Acne linked with higher risk of depression       Risk highest in year after diagnosis

People with acne have a significantly increased risk of developing major depression, but only in the first five years after diagnosis, according to a large analysis of nearly two million people.

Isabelle Vallerand, from the University of Calgary, and colleagues looked at data that included those from The Health Improvement Network, a large database of medical records collected at Primary Care clinics throughout the United Kingdom. The findings indicated that the risk of depression was highest after a year of developing acne.

The New York Times reports that the 15-year study followed 134,427 men and women with acne and 1,731,608 without, the majority of which were under 19-years-old when the study began.

Most of the people with acne that were involved in the study were females, younger, non-smokers and of higher socioeconomic status, who were less likely to be alcohol drinkers or be obese.

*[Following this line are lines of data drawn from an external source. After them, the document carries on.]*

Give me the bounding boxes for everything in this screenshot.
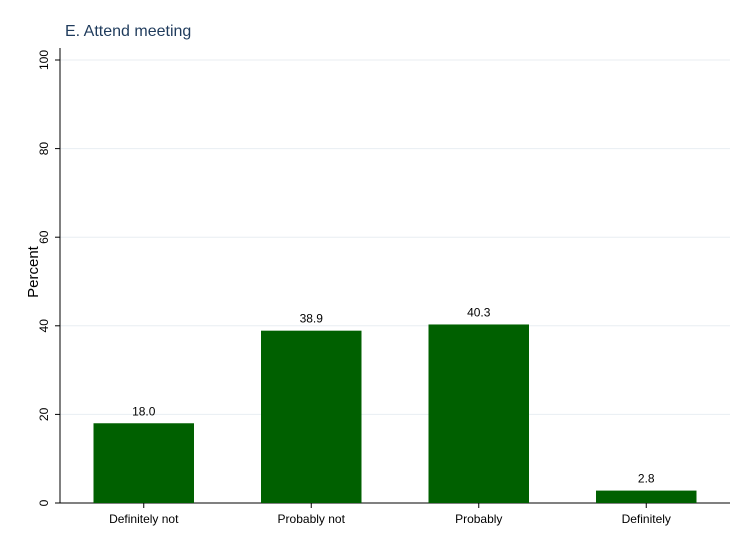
bar-value-label: 38.9 [300,312,324,326]
x-category-label: Probably not [278,512,346,526]
x-category-label: Definitely not [109,512,179,526]
chart-title: E. Attend meeting [65,23,191,40]
y-axis-label: Percent [25,245,42,298]
gridlines [60,59,730,415]
bars [93,324,697,503]
y-tick-label: 60 [37,230,51,244]
bar [596,490,697,503]
y-tick-label: 80 [37,142,51,156]
bar-value-label: 2.8 [638,472,655,486]
y-tick-label: 40 [37,319,51,333]
bar [261,330,362,503]
y-tick-label: 100 [37,50,51,70]
x-category-label: Definitely [622,512,671,526]
bar-value-label: 18.0 [132,404,156,418]
bar-value-label: 40.3 [467,305,491,319]
y-tick-label: 0 [37,499,51,506]
y-tick-label: 20 [37,407,51,421]
labels: 18.0 Definitely not 38.9 Probably not 40.3 Pr… [109,305,671,526]
x-category-label: Probably [455,512,502,526]
bar [428,324,529,503]
bar [93,423,194,503]
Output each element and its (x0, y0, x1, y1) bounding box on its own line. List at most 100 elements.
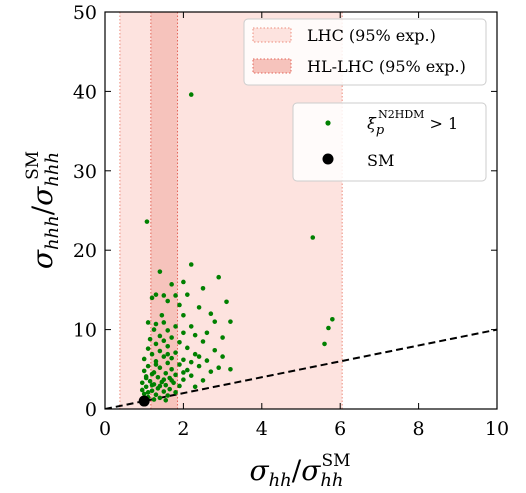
point-n2hdm-51 (220, 354, 225, 359)
point-n2hdm-54 (169, 355, 174, 361)
point-n2hdm-27 (173, 324, 178, 329)
reference-line-layer (105, 328, 497, 409)
point-n2hdm-102 (143, 375, 149, 381)
point-n2hdm-77 (181, 377, 186, 382)
legend-swatch-lhc (252, 27, 292, 43)
point-n2hdm-42 (322, 341, 327, 347)
point-n2hdm-39 (161, 338, 167, 344)
point-n2hdm-11 (173, 293, 178, 298)
point-n2hdm-57 (141, 356, 147, 362)
point-n2hdm-66 (169, 367, 174, 372)
point-n2hdm-18 (330, 316, 335, 322)
point-n2hdm-47 (145, 346, 151, 351)
point-n2hdm-44 (165, 343, 171, 349)
band-fill-1 (150, 12, 178, 409)
point-n2hdm-0 (188, 92, 194, 97)
point-n2hdm-24 (145, 320, 151, 325)
point-n2hdm-84 (163, 382, 169, 388)
point-n2hdm-113 (149, 382, 155, 388)
point-n2hdm-61 (196, 363, 202, 369)
point-n2hdm-95 (153, 392, 159, 398)
point-n2hdm-62 (216, 365, 221, 371)
x-tick-label-0: 0 (99, 418, 111, 440)
point-n2hdm-85 (177, 383, 182, 389)
y-tick-label-0: 0 (85, 399, 97, 421)
point-n2hdm-46 (212, 347, 218, 353)
point-n2hdm-72 (173, 372, 178, 378)
point-n2hdm-48 (157, 348, 163, 354)
point-n2hdm-45 (185, 345, 190, 351)
point-n2hdm-96 (165, 393, 171, 398)
x-tick-label-8: 8 (413, 418, 425, 440)
point-n2hdm-38 (147, 336, 153, 342)
point-n2hdm-63 (228, 367, 233, 372)
point-n2hdm-50 (192, 351, 198, 357)
point-n2hdm-82 (139, 380, 145, 386)
point-n2hdm-65 (157, 365, 163, 371)
point-n2hdm-41 (200, 339, 206, 344)
point-n2hdm-64 (145, 363, 151, 369)
point-n2hdm-4 (188, 262, 194, 267)
point-n2hdm-32 (181, 330, 186, 336)
point-n2hdm-33 (192, 332, 198, 338)
point-n2hdm-23 (228, 319, 233, 324)
point-n2hdm-53 (161, 354, 167, 359)
point-n2hdm-13 (185, 292, 190, 297)
reference-line (105, 328, 497, 409)
point-n2hdm-112 (196, 354, 202, 359)
point-n2hdm-25 (153, 321, 159, 327)
point-n2hdm-12 (149, 295, 155, 301)
point-n2hdm-55 (181, 357, 186, 363)
point-n2hdm-103 (149, 371, 155, 377)
point-n2hdm-67 (185, 367, 190, 373)
point-n2hdm-15 (224, 299, 229, 305)
svg-text:σhhh/σhhhSM: σhhh/σhhhSM (23, 151, 63, 269)
point-n2hdm-17 (196, 305, 202, 310)
point-n2hdm-109 (157, 383, 163, 389)
y-axis-label: σhhh/σhhhSM (23, 151, 63, 269)
legend-label-lhc: LHC (95% exp.) (307, 26, 436, 45)
plot-frame (104, 11, 498, 410)
point-n2hdm-20 (181, 313, 186, 318)
point-n2hdm-31 (165, 328, 171, 333)
point-n2hdm-78 (200, 378, 206, 383)
point-n2hdm-8 (200, 286, 206, 291)
x-tick-label-6: 6 (334, 418, 346, 440)
point-n2hdm-101 (163, 397, 169, 403)
point-n2hdm-52 (149, 351, 155, 357)
point-n2hdm-94 (141, 391, 147, 397)
point-n2hdm-58 (153, 359, 159, 364)
point-n2hdm-87 (143, 384, 149, 390)
legend-label-n2hdm: ξpN2HDM > 1 (367, 108, 458, 138)
legend-points-frame (292, 102, 487, 182)
point-n2hdm-98 (157, 395, 163, 401)
point-n2hdm-86 (192, 384, 198, 390)
point-n2hdm-75 (155, 374, 161, 380)
point-n2hdm-108 (145, 390, 151, 395)
point-n2hdm-7 (181, 279, 186, 285)
point-n2hdm-28 (188, 324, 194, 329)
point-n2hdm-111 (181, 370, 186, 375)
legend-points: ξpN2HDM > 1 SM (292, 102, 487, 182)
point-n2hdm-59 (165, 360, 171, 366)
point-n2hdm-105 (153, 362, 159, 367)
point-n2hdm-5 (216, 274, 221, 280)
legend-marker-n2hdm (325, 120, 331, 126)
point-n2hdm-37 (220, 335, 225, 340)
svg-text:σhh/σhhSM: σhh/σhhSM (249, 451, 350, 491)
point-n2hdm-79 (147, 378, 153, 384)
point-n2hdm-43 (153, 341, 159, 347)
y-tick-label-20: 20 (73, 240, 97, 262)
legend-swatch-hl-lhc (252, 58, 292, 74)
point-n2hdm-60 (177, 362, 182, 367)
point-n2hdm-104 (161, 377, 167, 382)
point-n2hdm-40 (177, 340, 182, 345)
point-n2hdm-92 (161, 389, 167, 394)
point-n2hdm-26 (161, 320, 167, 325)
point-n2hdm-2 (310, 235, 316, 240)
point-n2hdm-100 (151, 397, 157, 402)
points-layer (138, 92, 335, 407)
point-n2hdm-35 (157, 333, 163, 339)
point-n2hdm-69 (141, 368, 147, 374)
x-axis-label: σhh/σhhSM (249, 451, 350, 491)
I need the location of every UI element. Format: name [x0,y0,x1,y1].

A new study, led by researchers at the University of Calgary in Canada monitored acne patients' mood symptoms. The results showed that there was definitely a connection between and an acne diagnosis and an increased risk of developing depression in the subsequent years. They should also encourage patients to consult with a psychiatrist when necessary. Risk for major depression within one year of acne diagnosis was found to be 63% higher compared to individuals without acne, according to the study. In the first 5 years after acne diagnosis, the only covariate producing a confounding effect was sex. "It can have a substantial impact on overall mental health".

"For these patients with acne, it is more than a skin blemish - it can impose significant mental health concerns and should be taken seriously", researchers say.

While acne can affect anybody from all ages, it is most common among teenagers, usually appearing on their face, forehead, chest, upper back, and shoulders.